Third, a renewed left project must foster what might be called a plural universalism from below. This means building coalitions that federate struggles, translate claims across divides, and let an open universal emerge from the grassroots.

Fourth, the Left must envision a creole nation. Patriotic references are not timeless or pure. Nations are living composites shaped by encounter, conflict, and reinvention. Embracing their creole dimension means seeing the nation as an unfinished, ongoing experiment.

Finally, the Left should never underestimate people’s intelligence. Populism is not just about drinking a pint or speaking plainly. Superficially parroting the codes of the working class can quickly feel inauthentic if it is not accompanied with a solid vision for a new society.

Remaking the People, Reimagining the Nation

To put it briefly, the split between Ruffin and Mélenchon crystallized around France Insoumise’s turn away from “left patriotism.” Yet this shift did not mean that the party abandoned the idea of the national-popular. The real difference lies in how each conceives the nation: the sovereigntist path views it as fixed, homogeneous, and sanitized, while the creolizing approach imagines a people-nation in motion, in friction, in creation.

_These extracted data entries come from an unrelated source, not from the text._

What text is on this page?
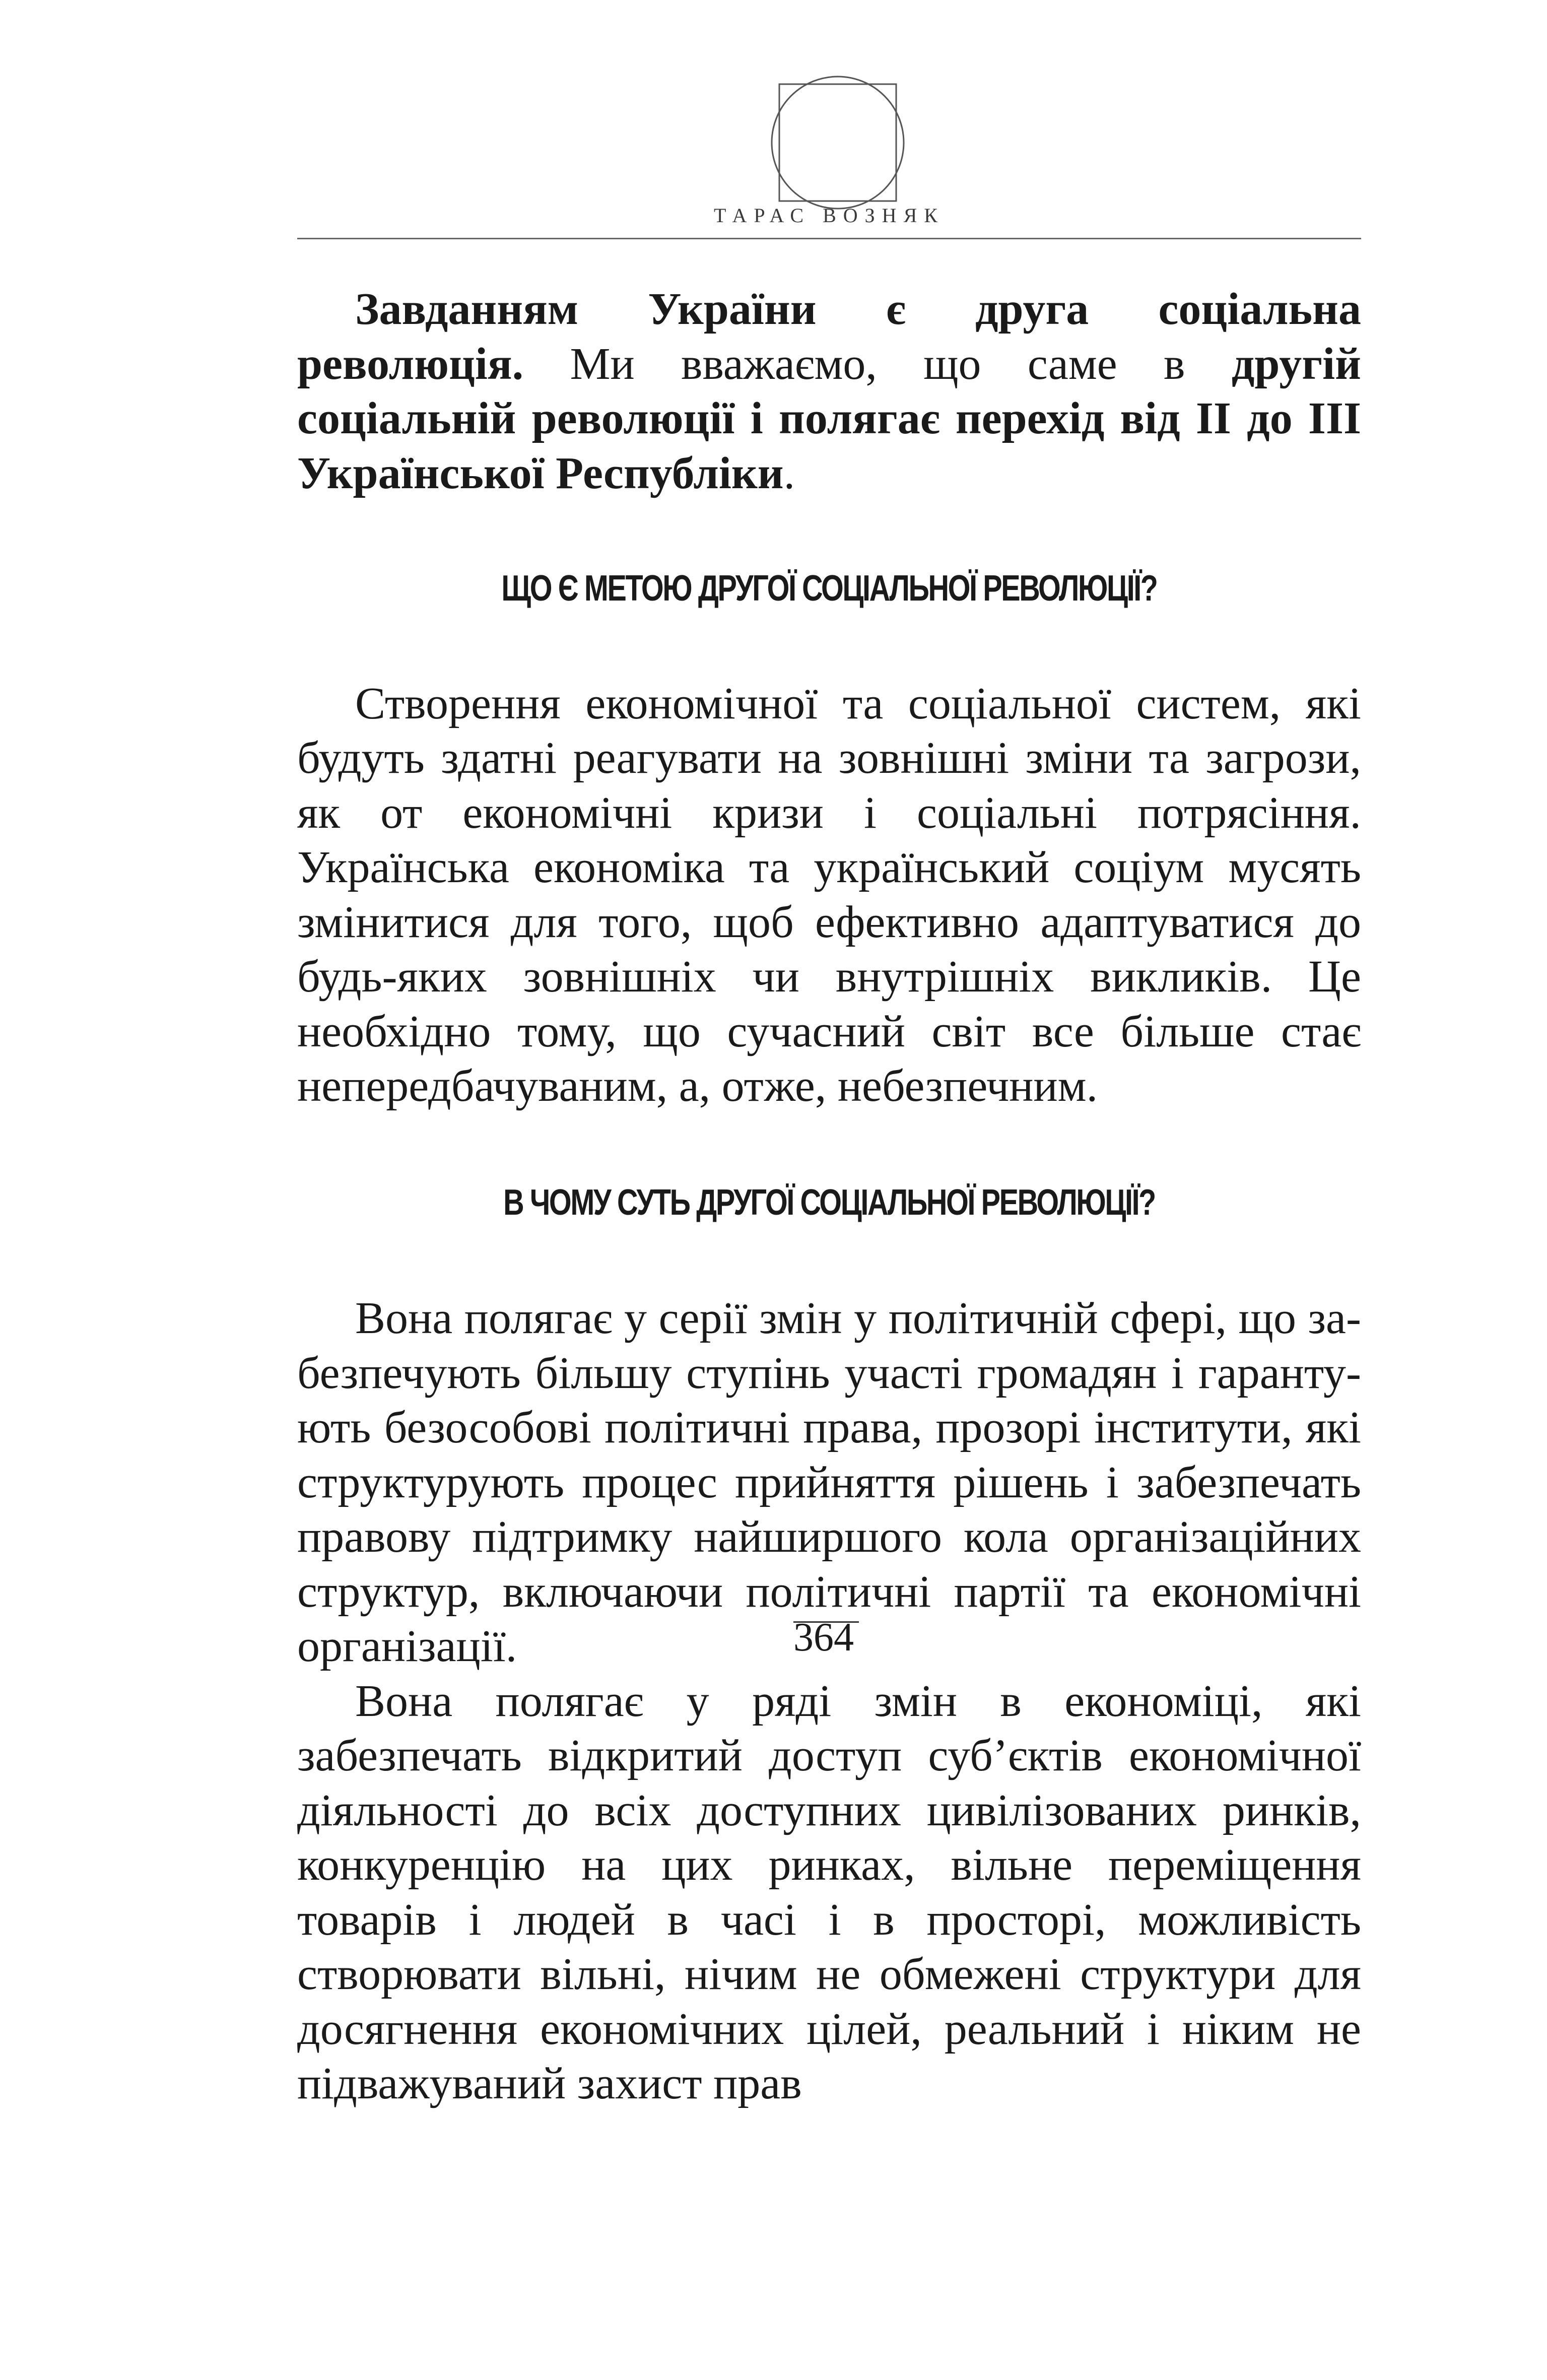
ТАРАС ВОЗНЯК

Завданням України є друга соціальна революція. Ми вважаємо, що саме в другій соціальній революції і полягає перехід від II до III Української Республіки.

ЩО Є МЕТОЮ ДРУГОЇ СОЦІАЛЬНОЇ РЕВОЛЮЦІЇ?

Створення економічної та соціальної систем, які будуть здатні реагувати на зовнішні зміни та загрози, як от економічні кризи і соціальні потрясіння. Українська економіка та український соціум мусять змінитися для того, щоб ефективно адаптуватися до будь-яких зовнішніх чи внутрішніх викликів. Це необхідно тому, що сучасний світ все більше стає непередбачуваним, а, отже, небезпечним.

В ЧОМУ СУТЬ ДРУГОЇ СОЦІАЛЬНОЇ РЕВОЛЮЦІЇ?

Вона полягає у серії змін у політичній сфері, що забезпечують більшу ступінь участі громадян і гарантують безособові політичні права, прозорі інститути, які структурують процес прийняття рішень і забезпечать правову підтримку найширшого кола організаційних структур, включаючи політичні партії та економічні організації.

Вона полягає у ряді змін в економіці, які забезпечать відкритий доступ суб’єктів економічної діяльності до всіх доступних цивілізованих ринків, конкуренцію на цих ринках, вільне переміщення товарів і людей в часі і в просторі, можливість створювати вільні, нічим не обмежені структури для досягнення економічних цілей, реальний і ніким не підважуваний захист прав

364
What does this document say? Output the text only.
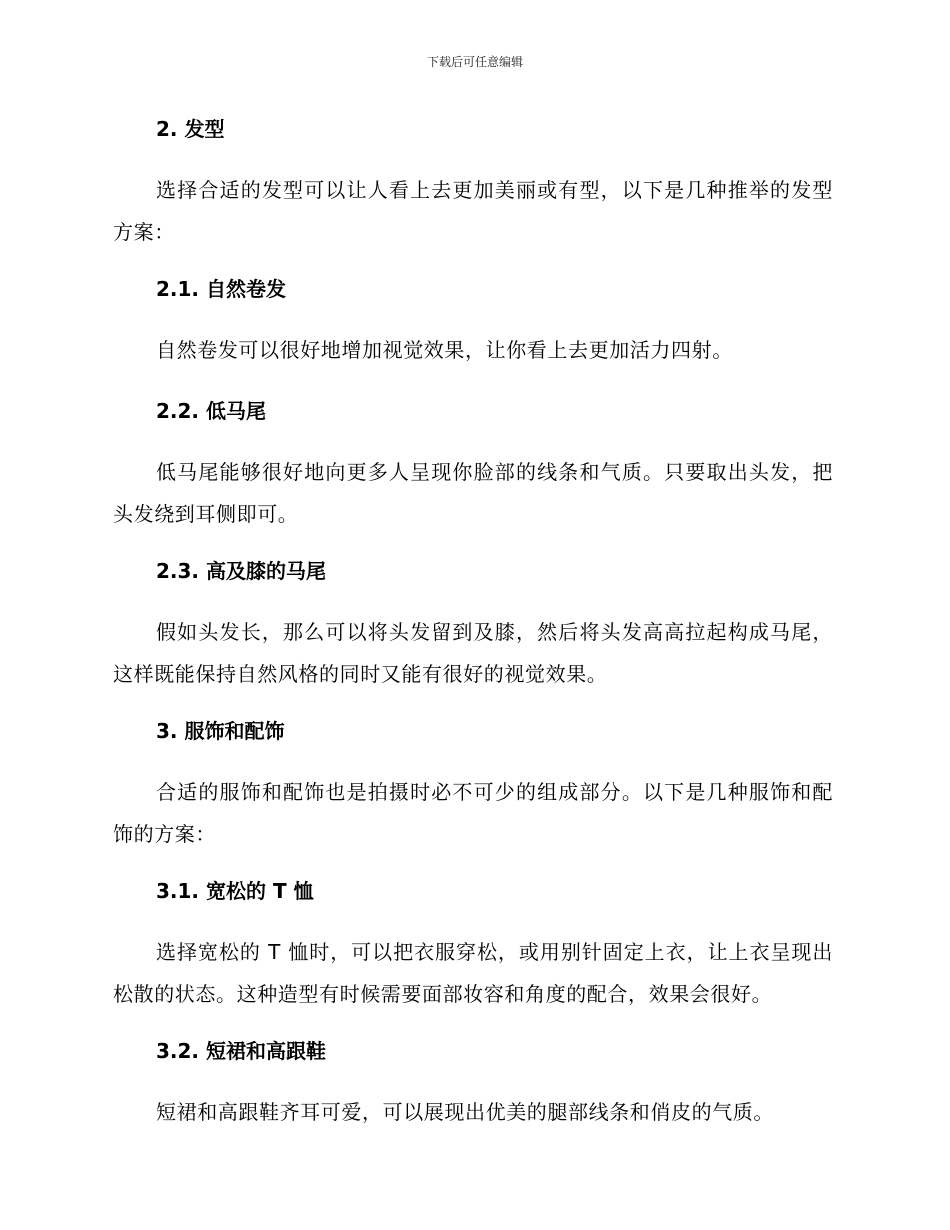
下载后可任意编辑
2. 发型

选择合适的发型可以让人看上去更加美丽或有型，以下是几种推举的发型方案：

2.1. 自然卷发

自然卷发可以很好地增加视觉效果，让你看上去更加活力四射。

2.2. 低马尾

低马尾能够很好地向更多人呈现你脸部的线条和气质。只要取出头发，把头发绕到耳侧即可。

2.3. 高及膝的马尾

假如头发长，那么可以将头发留到及膝，然后将头发高高拉起构成马尾，这样既能保持自然风格的同时又能有很好的视觉效果。

3. 服饰和配饰

合适的服饰和配饰也是拍摄时必不可少的组成部分。以下是几种服饰和配饰的方案：

3.1. 宽松的 T 恤

选择宽松的 T 恤时，可以把衣服穿松，或用别针固定上衣，让上衣呈现出松散的状态。这种造型有时候需要面部妆容和角度的配合，效果会很好。

3.2. 短裙和高跟鞋

短裙和高跟鞋齐耳可爱，可以展现出优美的腿部线条和俏皮的气质。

To move from sovereigntism to creolization may sound ambitious. Yet it is necessary in two senses. One is ethical: if the Left yields to exclusionary common sense, what remains of the Left? It is also strategically wise. A creolizing populism can reach those the sovereigntist imaginary leaves behind: the abstentionists, the precarious, the racialized, and the queer. For the European left today, it may well be the only path forward.